Over 30 years ago I gave my heart to Jesus and made him my Lord and Savior. Now I see how important that order is. He is my Lord first; then he is my Savior. I have been building homes for over 10 years. As the Builder, I see and execute the Master Plan. My subcontractors only get the pages of the plan that are relevant to their trade. They have some say in the project, but I make the ultimate decisions about every detail, large or small. Why? As the Builder I am the one responsible for the end result.
I see God more clearly now, and I have a greater understanding of his role in my life. I often said in the past, “He is King of Kings and Lord of Lords.” Yet, only now have I begun to understand what it means that Jesus truly is THE Lord of my life. He has the Master Plan and can do with my life whatever He wants; He will give me only the pages I need right now to keep building with Him.

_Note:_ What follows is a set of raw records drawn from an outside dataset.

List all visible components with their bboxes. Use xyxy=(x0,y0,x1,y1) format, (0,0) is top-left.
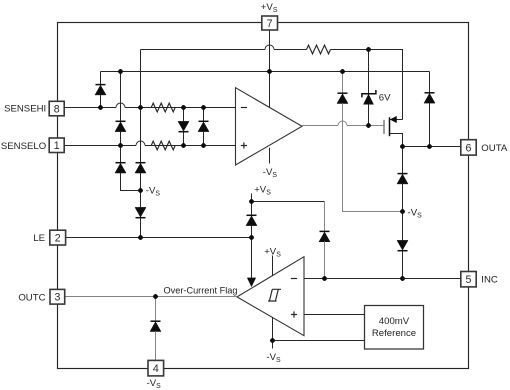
diode D2 clamp rail to SENSELO xyxy=(115,72,126,146)
label -Vs left clamp node xyxy=(146,185,161,197)
wire top rail to Q1 drain xyxy=(402,50,404,120)
label Over-Current Flag xyxy=(163,285,237,295)
svg-text:2: 2 xyxy=(55,233,61,245)
pin 6 box xyxy=(461,140,476,155)
zener Z1 6V top rail to U1 output xyxy=(362,50,391,126)
svg-text:SENSELO: SENSELO xyxy=(1,141,46,152)
svg-text:-VS: -VS xyxy=(266,352,281,364)
wire over-current flag line pin3 to U2 apex xyxy=(65,296,238,298)
IC boundary box xyxy=(58,23,469,369)
hysteresis symbol U2 xyxy=(268,289,281,301)
svg-text:SENSEHI: SENSEHI xyxy=(4,103,46,114)
pin 8 box xyxy=(49,101,64,116)
pin 7 box xyxy=(262,16,278,30)
diode D11 INC to -Vs node points down xyxy=(397,212,408,279)
400mV reference box xyxy=(365,306,424,350)
op-amp U1 xyxy=(236,88,303,165)
label -Vs U1 xyxy=(263,167,278,179)
transistor Q1 DMOS output xyxy=(384,116,403,146)
wire U2 -Vs stub xyxy=(272,317,274,348)
label SENSELO xyxy=(1,141,46,152)
comparator U2 over-current xyxy=(237,257,304,336)
diode D9 clamp rail end to OUTA xyxy=(424,72,435,147)
svg-text:INC: INC xyxy=(481,275,498,286)
svg-text:6: 6 xyxy=(466,142,472,154)
label +Vs U2 xyxy=(264,246,281,258)
wire SENSEHI line pin8 to U1 minus with hop xyxy=(65,103,236,108)
svg-text:+VS: +VS xyxy=(264,246,281,258)
pin 2 box xyxy=(50,230,66,245)
label -Vs U2 xyxy=(266,352,281,364)
wire INC line U2 minus to pin5 xyxy=(304,278,461,280)
wire U1 -Vs stub xyxy=(269,148,271,164)
label -Vs right clamp node xyxy=(408,208,423,220)
wire LE line pin2 to latch column xyxy=(66,237,252,239)
svg-text:+VS: +VS xyxy=(261,2,278,14)
svg-text:-VS: -VS xyxy=(263,167,278,179)
svg-text:OUTC: OUTC xyxy=(18,292,45,303)
wire U1 output to Q1 gate with hop xyxy=(302,121,384,126)
label +Vs pin7 xyxy=(261,2,278,14)
wire pin7 +Vs stem to U1 top edge xyxy=(269,30,271,107)
svg-text:1: 1 xyxy=(54,140,60,152)
svg-text:-VS: -VS xyxy=(146,185,161,197)
pin 5 box xyxy=(461,272,476,287)
diode D1 SENSEHI to clamp rail xyxy=(95,72,106,108)
wire U2 +Vs stub xyxy=(272,256,274,276)
diode D7 between U1 inputs points up xyxy=(198,108,209,146)
svg-text:Over-Current Flag: Over-Current Flag xyxy=(163,285,237,295)
label -Vs pin4 xyxy=(147,378,162,390)
diode D3 SENSELO to -Vs node xyxy=(115,146,141,191)
diode D4 SENSEHI to -Vs node xyxy=(135,50,146,191)
pin 3 box xyxy=(50,289,65,304)
svg-text:LE: LE xyxy=(33,233,45,244)
svg-text:8: 8 xyxy=(54,103,60,115)
diode D13 INC clamp to +Vs xyxy=(319,202,330,279)
svg-text:+VS: +VS xyxy=(254,185,271,197)
wire top rail with hop over pin7 stem xyxy=(141,45,404,50)
svg-text:4: 4 xyxy=(153,363,159,375)
resistor R1 SENSEHI input xyxy=(145,103,175,112)
diode D12 latch column xyxy=(246,215,257,237)
label INC xyxy=(481,275,498,286)
svg-text:7: 7 xyxy=(267,18,273,30)
pin 4 box xyxy=(148,360,164,376)
diode D8 clamp rail to -Vs link xyxy=(337,72,403,212)
label OUTC xyxy=(18,292,45,303)
svg-text:5: 5 xyxy=(466,274,472,286)
wire reference box bottom to U2 -Vs stub xyxy=(273,340,365,342)
label LE xyxy=(33,233,45,244)
latch enable arrow into U2 xyxy=(247,238,255,287)
svg-text:OUTA: OUTA xyxy=(481,143,508,154)
wire U2 plus to reference box xyxy=(304,314,365,316)
wire +Vs branch above U2 xyxy=(252,194,325,216)
diode D14 flag line to pin4 xyxy=(150,297,161,361)
svg-text:6V: 6V xyxy=(379,92,391,103)
pin 1 box xyxy=(49,138,64,153)
wire OUTA line Q1 source to pin6 xyxy=(403,146,461,148)
diode D6 between U1 inputs points down xyxy=(178,108,189,146)
label +Vs latch column xyxy=(254,185,271,197)
diode D5 -Vs node to LE line points down xyxy=(135,191,146,238)
label OUTA xyxy=(481,143,508,154)
wire SENSELO line pin1 to U1 plus with hop xyxy=(65,141,236,145)
svg-text:3: 3 xyxy=(54,292,60,304)
wire clamp rail H2 xyxy=(101,71,430,73)
svg-text:Reference: Reference xyxy=(372,328,416,339)
svg-text:400mV: 400mV xyxy=(379,316,410,327)
resistor R2 SENSELO input xyxy=(145,141,175,150)
resistor R3 top rail xyxy=(307,45,331,54)
diode D10 OUTA to -Vs node xyxy=(397,147,408,212)
label SENSEHI xyxy=(4,103,46,114)
svg-text:-VS: -VS xyxy=(147,378,162,390)
svg-text:-VS: -VS xyxy=(408,208,423,220)
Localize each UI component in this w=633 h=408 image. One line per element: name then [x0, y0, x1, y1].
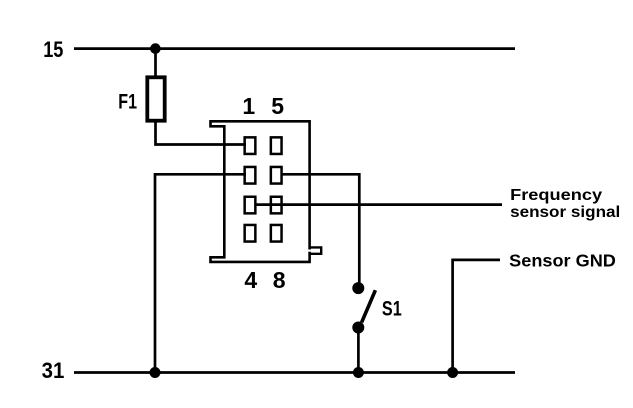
svg-text:4: 4 — [244, 267, 257, 293]
svg-text:31: 31 — [42, 358, 65, 383]
svg-text:15: 15 — [43, 37, 63, 62]
svg-text:F1: F1 — [118, 89, 137, 113]
svg-text:Frequency: Frequency — [510, 187, 602, 204]
svg-text:5: 5 — [271, 93, 284, 119]
svg-text:1: 1 — [242, 93, 255, 119]
svg-text:8: 8 — [273, 267, 286, 293]
svg-text:S1: S1 — [382, 297, 402, 320]
svg-text:sensor signal: sensor signal — [510, 204, 620, 221]
svg-text:Sensor GND: Sensor GND — [509, 250, 616, 270]
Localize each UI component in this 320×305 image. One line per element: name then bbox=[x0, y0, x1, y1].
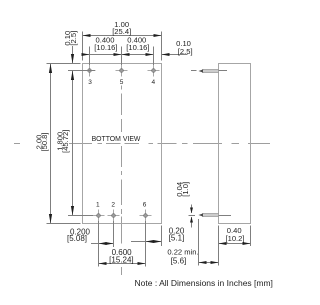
dim 1.00 line bbox=[83, 35, 162, 37]
svg-text:[2.5]: [2.5] bbox=[178, 47, 193, 56]
top pin center dash bbox=[191, 70, 197, 72]
dim 0.10 top left (vertical) bbox=[72, 46, 74, 64]
dim 0.400 line bbox=[83, 54, 154, 56]
dim 0.200 extension lines bbox=[98, 221, 100, 267]
dim 0.20 extension line right edge bbox=[161, 226, 163, 247]
svg-text:1: 1 bbox=[96, 201, 100, 208]
dim 0.04 (pin thickness) bbox=[191, 205, 193, 214]
svg-text:5: 5 bbox=[120, 79, 124, 86]
pin 5 bbox=[116, 65, 128, 77]
dim 0.20 line bbox=[131, 241, 162, 243]
dim 2.00 texts (rotated) bbox=[35, 128, 48, 156]
svg-text:0.22 min.: 0.22 min. bbox=[167, 248, 198, 257]
side view top pin bbox=[199, 69, 219, 72]
dim 0.600 extension line pin6 bbox=[145, 221, 147, 267]
dim 1.800 line bbox=[72, 71, 74, 216]
svg-text:6: 6 bbox=[143, 201, 147, 208]
dim 0.200 line bbox=[91, 243, 114, 245]
bottom pin axis line bbox=[219, 215, 232, 217]
vertical center line lower dash bbox=[121, 267, 123, 275]
svg-text:[15.24]: [15.24] bbox=[109, 255, 133, 264]
svg-text:3: 3 bbox=[88, 79, 92, 86]
BOTTOM VIEW label bbox=[90, 132, 142, 142]
side view outline bbox=[219, 64, 251, 224]
package outline bottom view bbox=[83, 64, 162, 224]
svg-text:[1.0]: [1.0] bbox=[181, 182, 190, 197]
svg-text:2: 2 bbox=[111, 201, 115, 208]
bottom pin center dash bbox=[189, 215, 196, 217]
svg-text:[5.08]: [5.08] bbox=[67, 234, 87, 243]
pin 3 bbox=[84, 65, 96, 77]
dim 0.600 line bbox=[99, 263, 146, 265]
dim 0.22 min extension lines bbox=[198, 219, 200, 266]
dim 2.00 extension lines bbox=[47, 63, 81, 65]
svg-text:[5.1]: [5.1] bbox=[169, 234, 185, 243]
svg-text:[10.16]: [10.16] bbox=[126, 43, 149, 52]
svg-text:[10.2]: [10.2] bbox=[226, 234, 245, 243]
dim 0.400 extension lines bbox=[89, 47, 91, 66]
dim 0.40 extension line bbox=[250, 226, 252, 247]
svg-text:[50.8]: [50.8] bbox=[40, 133, 49, 152]
pin 4 bbox=[148, 65, 160, 77]
pin 6 bbox=[140, 210, 152, 222]
dim 1.00 extension lines bbox=[82, 32, 84, 61]
dim 1.800 texts (rotated) bbox=[56, 127, 69, 156]
dim 0.10 top right bbox=[162, 54, 188, 56]
pin 2 bbox=[108, 210, 120, 222]
svg-text:[5.6]: [5.6] bbox=[171, 257, 187, 266]
top pin axis line bbox=[219, 70, 228, 72]
svg-text:4: 4 bbox=[151, 79, 155, 86]
dim 1.800 pin-row extension lines bbox=[68, 70, 95, 72]
dim 0.04 texts (rotated) bbox=[175, 182, 184, 197]
dim 0.22 min line bbox=[199, 262, 219, 264]
vertical center line bbox=[121, 86, 123, 90]
side view bottom pin bbox=[199, 213, 219, 216]
svg-text:[2.5]: [2.5] bbox=[69, 31, 78, 46]
svg-text:Note : All Dimensions in Inche: Note : All Dimensions in Inches [mm] bbox=[135, 278, 273, 288]
horizontal center line bbox=[14, 143, 20, 145]
dim 2.00 line bbox=[50, 64, 52, 224]
svg-text:[45.72]: [45.72] bbox=[61, 130, 70, 153]
dim 0.40 line bbox=[219, 243, 251, 245]
svg-text:BOTTOM VIEW: BOTTOM VIEW bbox=[92, 136, 141, 143]
pin 1 bbox=[93, 210, 105, 222]
svg-text:[10.16]: [10.16] bbox=[94, 43, 117, 52]
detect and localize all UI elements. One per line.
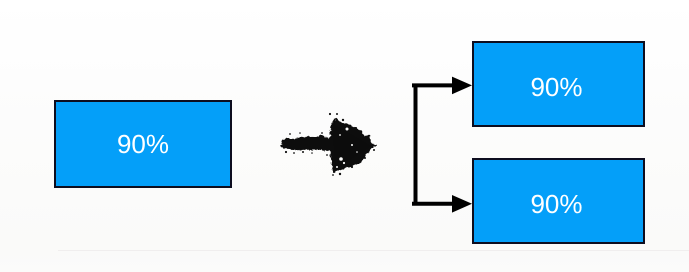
grunge arrow specks	[282, 113, 375, 176]
wire: bracket vertical segment	[414, 85, 418, 203]
arrowhead bottom branch	[452, 195, 472, 213]
box top-right 90%	[472, 41, 645, 127]
box bottom-right 90%	[472, 158, 645, 244]
wire: bottom branch horizontal segment	[412, 202, 456, 206]
box left 90%	[54, 100, 232, 188]
hand-drawn grunge arrow (center, pointing right)	[281, 119, 375, 172]
arrowhead top branch	[452, 77, 472, 95]
wire: top branch horizontal segment	[412, 83, 456, 87]
faint bottom rule	[58, 250, 689, 251]
grunge arrow texture holes	[336, 128, 358, 169]
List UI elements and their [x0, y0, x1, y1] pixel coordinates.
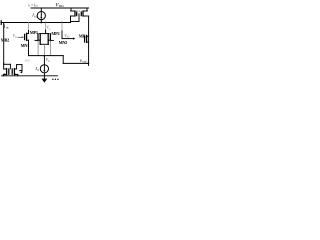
- svg-text:MB2: MB2: [1, 37, 9, 42]
- VDD rail: [31, 7, 89, 9]
- ground: [42, 76, 48, 83]
- bottom-left mirror wires: [4, 64, 23, 73]
- VSS rail: [2, 75, 58, 77]
- wire: left branch vertical: [3, 23, 5, 65]
- node input terminal tick: [0, 21, 2, 25]
- labels: [1, 2, 87, 71]
- svg-text:MP2: MP2: [51, 31, 59, 36]
- arrowhead to MB1 gate: [73, 37, 75, 39]
- current source I_b2: [40, 56, 48, 76]
- svg-text:MB1: MB1: [79, 33, 87, 38]
- gate bar MN pair: [40, 43, 48, 45]
- svg-text:DD: DD: [59, 4, 64, 8]
- transistor MB3: [3, 63, 9, 76]
- wire: right branch vertical: [88, 16, 90, 63]
- center gate line from input node: [45, 23, 47, 31]
- wire C output: [63, 62, 88, 64]
- svg-text:MP1: MP1: [30, 30, 38, 35]
- svg-text:2.1: 2.1: [76, 9, 80, 13]
- output terminal dot: [87, 63, 89, 65]
- svg-text:b1: b1: [34, 15, 38, 19]
- center line MN gates down: [44, 44, 46, 55]
- wire: input node horizontal: [1, 22, 70, 24]
- node junction dot under Ib1: [40, 22, 42, 24]
- current source I_b1: [37, 8, 45, 23]
- wire A lower node: [29, 55, 64, 57]
- transistor MP2: [48, 34, 53, 56]
- svg-text:MN2: MN2: [59, 40, 68, 45]
- transistor MB4: [12, 69, 18, 76]
- wire: vout gate drop from input node: [61, 23, 63, 32]
- transistor MP1: [35, 34, 40, 56]
- svg-text:MB3: MB3: [25, 60, 31, 63]
- transistor pair top-right (mirror): [71, 8, 89, 23]
- ellipsis dots: [52, 79, 53, 80]
- transistor MN1 gate: [38, 39, 40, 41]
- transistor MB2: [25, 23, 29, 56]
- transistor MB1: [85, 36, 89, 43]
- transistor MN2 gate: [48, 39, 50, 41]
- Vb arrow to MB2 gate: [18, 36, 24, 38]
- gate bar MP pair: [40, 33, 49, 35]
- svg-text:in: in: [6, 26, 9, 30]
- svg-text:out: out: [82, 60, 86, 64]
- svg-text:ib = IB1: ib = IB1: [28, 4, 38, 8]
- svg-text:MN1: MN1: [21, 43, 30, 48]
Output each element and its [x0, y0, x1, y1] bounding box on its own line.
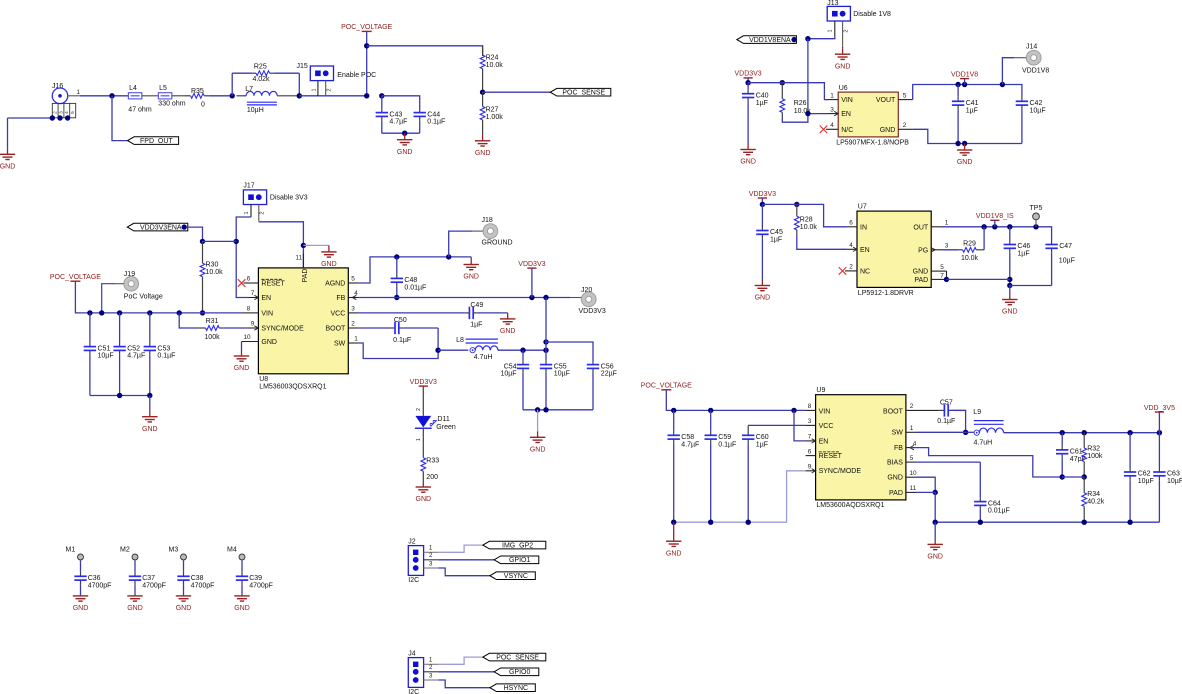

I will trust Him with the end results completely and unconditionally. When faced with my biggest temptation – getting stuck in the “why” question – I will choose (daily if I must) to lay it down at the foot of the cross. My not knowing the “why” will not stop me from living a life of daily surrender.
God owns me; He owes me no explanation. He is truly my Lord.
Once again, thank you for all your kindness, thoughts and prayers. May the Lord’s great comfort, His strength and His sweet presence be yours during Christmas and into the New Year.
Joy to you and your family! Joy to the World, the Lord has come!